As country folks, we have to make a lot of effort to talk to neighbors, but that makes the conversations, gatherings, etc., more worthwhile, more intentional. That's a good thing, right? It makes these relationships we have with our neighbors are way more important than  geography.

So, I will try (note the word, try) to be more neighborly. I will try to get out in my 'hood and get to know the folks. Maybe that will make me more organized with dinner preparations....





Sunday, October 7, 2012

A Day of Rest?

It's Sunday, so that means that we've been to church, and now we're onto the relaxing Sunday afternoon where families watch football, play in the yard and take a nap, right?

Well, kind of.

Obviously, it's in the thick of harvest, and our family, although a God-loving, church going and faith centered one, we do work on Sunday. Usually, we start later, and some times we take it off, but if stuff is ready to be harvested (or planted, depending upon the season), the guys are working.

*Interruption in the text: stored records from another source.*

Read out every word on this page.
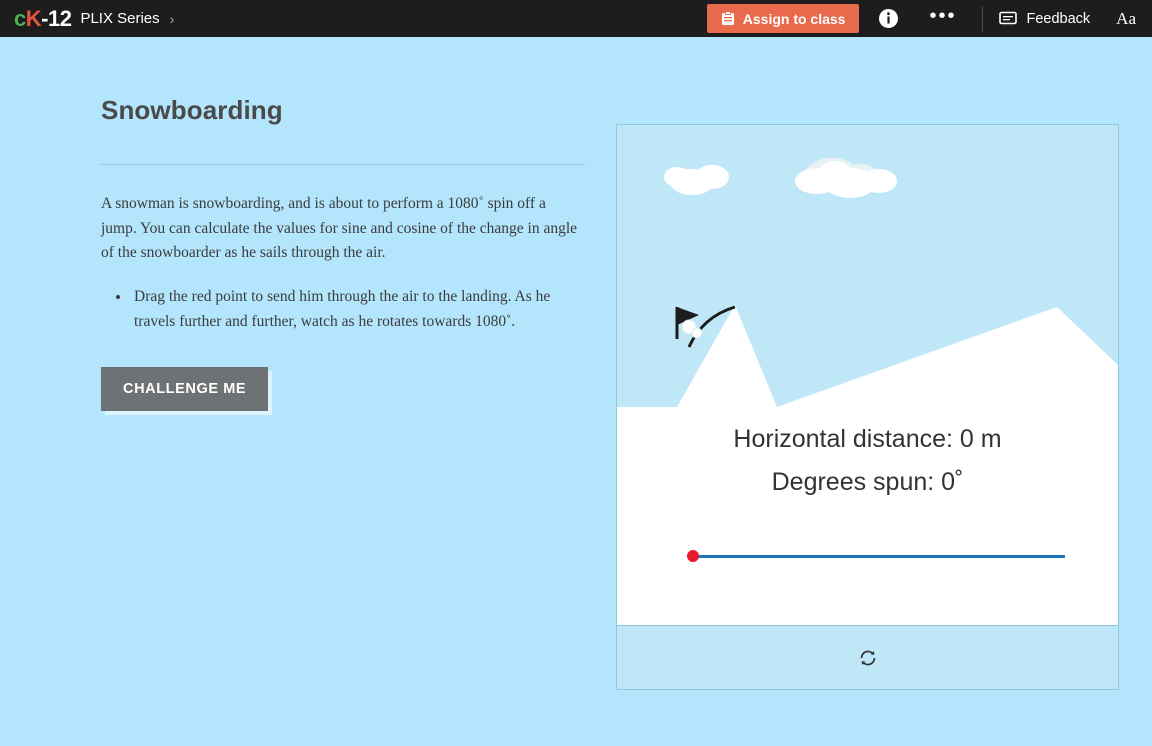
cK-12 PLIX Series ›	Assign to class	•••	Feedback Aa
Snowboarding

A snowman is snowboarding, and is about to perform a 1080˚ spin off a jump. You can calculate the values for sine and cosine of the change in angle of the snowboarder as he sails through the air.

• Drag the red point to send him through the air to the landing. As he travels further and further, watch as he rotates towards 1080˚.
CHALLENGE ME
Horizontal distance: 0 m
Degrees spun: 0˚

Early in our life on the farm, this didn't bother me as much. Maybe it's because I had two fewer kids, and not as many church duties, or maybe because we were just starting out, and this is what I thought we had to do, but lately, working on Sunday has been a tough moral dilemma for me.

It's another day, and that isn't right, right? Or am I just behind the times on this one?

Shouldn't we get a day of rest?

Shouldn't we enjoy the company of our families around a nice, leisurely meal (hopefully prepared by the good folks at Pizza Hut...which, I guess, they're working on Sunday, so maybe not) and a board game? Shouldn't this be a day where the equipment gets a rest, and our minds and bodies can recoup?

Isn't that in the BIBLE??

Well, yes, but because of the nature of our livestock, Joe can't take a day off from chores, so there's at least a couple of hours there.

So, here's my question to you: what's your thoughts on working on Sunday? Is it a sacred, no work, only rest day? I know some things have to march on, but do you have any day that you consider a "day off?"

I'm just curious, I guess, as I know we have friends and family on both sides of this dilemma.

Enlighten me, dear readers. What are your thoughts?